Se sujetó a las privaciones y la soledad del desierto; allí pudo
conservar el sagrado sentido de la majestad de Dios estudiando el
gran libro de la naturaleza y se familiarizó con su carácter tal como
se revela en sus maravillosas obras. Era un ambiente calculado para
perfeccionar la cultura moral y mantener constantemente el temor
del Señor ante él. Juan, el precursor de Cristo, no se expuso a las
malas conversaciones y a las corruptoras influencias del mundo.
Temía el efecto que pudieran tener sobre su conciencia y que el
pecado no le pareciera poco pecaminoso. Prefirió tener su morada en
el desierto, donde los sentidos no estarían pervertidos por el entorno.

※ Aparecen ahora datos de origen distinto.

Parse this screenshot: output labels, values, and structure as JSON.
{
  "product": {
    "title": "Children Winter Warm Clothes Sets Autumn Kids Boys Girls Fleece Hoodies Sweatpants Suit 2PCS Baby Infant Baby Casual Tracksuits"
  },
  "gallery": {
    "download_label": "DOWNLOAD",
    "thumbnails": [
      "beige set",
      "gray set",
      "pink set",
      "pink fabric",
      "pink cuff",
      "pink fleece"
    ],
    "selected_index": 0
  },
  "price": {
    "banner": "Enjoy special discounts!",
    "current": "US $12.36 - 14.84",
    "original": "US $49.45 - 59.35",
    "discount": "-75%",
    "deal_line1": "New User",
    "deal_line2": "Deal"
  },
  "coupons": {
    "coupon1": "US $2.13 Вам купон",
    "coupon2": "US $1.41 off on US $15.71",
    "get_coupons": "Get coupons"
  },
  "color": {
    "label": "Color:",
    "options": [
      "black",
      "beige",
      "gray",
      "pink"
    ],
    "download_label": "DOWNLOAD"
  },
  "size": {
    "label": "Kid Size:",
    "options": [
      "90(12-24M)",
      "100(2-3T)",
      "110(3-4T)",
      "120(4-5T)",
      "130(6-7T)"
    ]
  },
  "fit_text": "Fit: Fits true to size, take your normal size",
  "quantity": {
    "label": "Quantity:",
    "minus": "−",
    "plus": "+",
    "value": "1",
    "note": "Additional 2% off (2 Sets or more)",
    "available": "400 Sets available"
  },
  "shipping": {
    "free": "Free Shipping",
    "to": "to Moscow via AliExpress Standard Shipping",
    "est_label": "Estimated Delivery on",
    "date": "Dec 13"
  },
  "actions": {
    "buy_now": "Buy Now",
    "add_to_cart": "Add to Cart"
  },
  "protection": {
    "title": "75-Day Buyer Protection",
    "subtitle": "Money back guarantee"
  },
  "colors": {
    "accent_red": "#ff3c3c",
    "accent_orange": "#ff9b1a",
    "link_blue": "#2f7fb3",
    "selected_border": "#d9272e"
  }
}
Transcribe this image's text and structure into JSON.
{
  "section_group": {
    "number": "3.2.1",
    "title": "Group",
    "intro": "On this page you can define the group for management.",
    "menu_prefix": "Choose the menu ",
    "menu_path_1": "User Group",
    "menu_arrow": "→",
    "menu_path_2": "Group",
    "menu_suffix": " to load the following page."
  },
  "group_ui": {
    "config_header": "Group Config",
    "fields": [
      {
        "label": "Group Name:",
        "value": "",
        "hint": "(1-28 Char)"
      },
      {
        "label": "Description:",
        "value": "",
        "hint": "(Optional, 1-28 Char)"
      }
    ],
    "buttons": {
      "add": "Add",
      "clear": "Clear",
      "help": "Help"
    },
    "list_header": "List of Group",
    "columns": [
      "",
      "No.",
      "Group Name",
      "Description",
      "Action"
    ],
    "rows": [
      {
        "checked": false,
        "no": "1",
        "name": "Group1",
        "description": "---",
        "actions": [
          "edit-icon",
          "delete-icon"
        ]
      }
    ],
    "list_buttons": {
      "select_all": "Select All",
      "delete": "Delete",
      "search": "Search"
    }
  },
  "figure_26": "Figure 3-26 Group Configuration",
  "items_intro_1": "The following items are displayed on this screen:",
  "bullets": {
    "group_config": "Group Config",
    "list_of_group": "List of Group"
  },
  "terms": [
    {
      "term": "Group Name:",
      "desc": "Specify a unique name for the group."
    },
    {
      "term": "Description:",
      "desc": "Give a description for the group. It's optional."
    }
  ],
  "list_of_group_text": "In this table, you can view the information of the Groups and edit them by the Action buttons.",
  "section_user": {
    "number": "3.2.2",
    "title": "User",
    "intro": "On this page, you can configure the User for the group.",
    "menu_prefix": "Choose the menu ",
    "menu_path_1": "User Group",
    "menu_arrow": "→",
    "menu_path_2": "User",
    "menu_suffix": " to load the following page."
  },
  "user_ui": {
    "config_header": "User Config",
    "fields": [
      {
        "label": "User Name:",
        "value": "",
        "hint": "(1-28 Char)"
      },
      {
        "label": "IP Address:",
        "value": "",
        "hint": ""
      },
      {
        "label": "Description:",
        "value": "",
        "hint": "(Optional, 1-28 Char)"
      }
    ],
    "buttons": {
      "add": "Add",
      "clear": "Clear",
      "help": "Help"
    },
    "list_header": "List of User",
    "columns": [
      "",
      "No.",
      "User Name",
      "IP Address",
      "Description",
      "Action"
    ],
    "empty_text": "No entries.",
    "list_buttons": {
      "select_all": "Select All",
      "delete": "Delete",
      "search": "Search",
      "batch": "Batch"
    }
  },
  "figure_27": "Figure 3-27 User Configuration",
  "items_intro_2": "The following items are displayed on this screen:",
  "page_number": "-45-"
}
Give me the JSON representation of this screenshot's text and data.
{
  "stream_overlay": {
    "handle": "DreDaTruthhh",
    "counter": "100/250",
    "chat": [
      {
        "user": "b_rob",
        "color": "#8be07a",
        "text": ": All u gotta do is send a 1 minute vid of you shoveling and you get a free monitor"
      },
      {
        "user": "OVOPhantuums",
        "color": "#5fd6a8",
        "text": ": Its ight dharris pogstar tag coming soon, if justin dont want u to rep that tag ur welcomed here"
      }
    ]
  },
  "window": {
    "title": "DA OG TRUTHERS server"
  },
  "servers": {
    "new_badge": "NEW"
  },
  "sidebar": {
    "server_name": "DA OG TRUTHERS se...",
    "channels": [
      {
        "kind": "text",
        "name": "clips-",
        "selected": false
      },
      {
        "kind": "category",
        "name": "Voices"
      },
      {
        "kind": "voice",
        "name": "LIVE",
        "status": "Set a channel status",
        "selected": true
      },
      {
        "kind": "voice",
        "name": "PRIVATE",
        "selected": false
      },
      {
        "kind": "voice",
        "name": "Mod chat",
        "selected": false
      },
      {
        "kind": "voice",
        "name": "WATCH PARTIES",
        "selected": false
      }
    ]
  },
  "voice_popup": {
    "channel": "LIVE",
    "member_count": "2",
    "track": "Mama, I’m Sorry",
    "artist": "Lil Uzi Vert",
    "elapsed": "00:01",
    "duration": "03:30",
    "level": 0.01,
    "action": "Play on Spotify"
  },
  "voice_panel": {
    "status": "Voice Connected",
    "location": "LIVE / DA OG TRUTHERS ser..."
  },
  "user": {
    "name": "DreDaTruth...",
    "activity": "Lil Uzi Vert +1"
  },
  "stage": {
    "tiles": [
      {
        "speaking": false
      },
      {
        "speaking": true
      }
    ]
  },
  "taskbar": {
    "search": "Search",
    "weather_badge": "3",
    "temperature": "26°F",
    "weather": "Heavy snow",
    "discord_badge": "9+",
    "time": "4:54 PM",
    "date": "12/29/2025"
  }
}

Deberíamos aprender del ejemplo de aquel a quien Cristo honró y
de quien dijo: “Entre los que nacen de mujer no se ha levantado otro
mayor que Juan el Bautista”.
Mateo 11:11
.
Los primeros treinta años de la vida de Cristo se sucedieron en
el recogimiento. Los ángeles ministradores velaron por el Señor de
la vida mientras éste andaba codo con codo con los campesinos
y labradores entre las colinas de Nazaret, sin ser reconocido y sin
recibir honores. Estos nobles ejemplos deberían ser nuestro modelo
para evitar las influencias malignas y alejar de nosotros a aquellos
que no viven correctamente. No nos engañemos diciéndonos que
somos demasiado fuertes para que tales influencias nos afecten, sino
guardémonos humildemente del peligro.
El antiguo Israel tenía la dirección especial de Dios para ser
su pueblo y permanecer separado de todas las naciones. No tenían
que estar sujetos a dar testimonio de la idolatría de aquellos que los
rodeaban; de otro modo su corazón se corrompería y la confianza
que mostraban con las prácticas impías los haría parecer menos
malvados a sus ojos. Pocos se dan cuenta de su debilidad y de que
la pecaminosidad natural del corazón humano paraliza demasiado a
menudo sus más nobles propósitos.
La amenazadora influencia del pecado envenena la vida del alma.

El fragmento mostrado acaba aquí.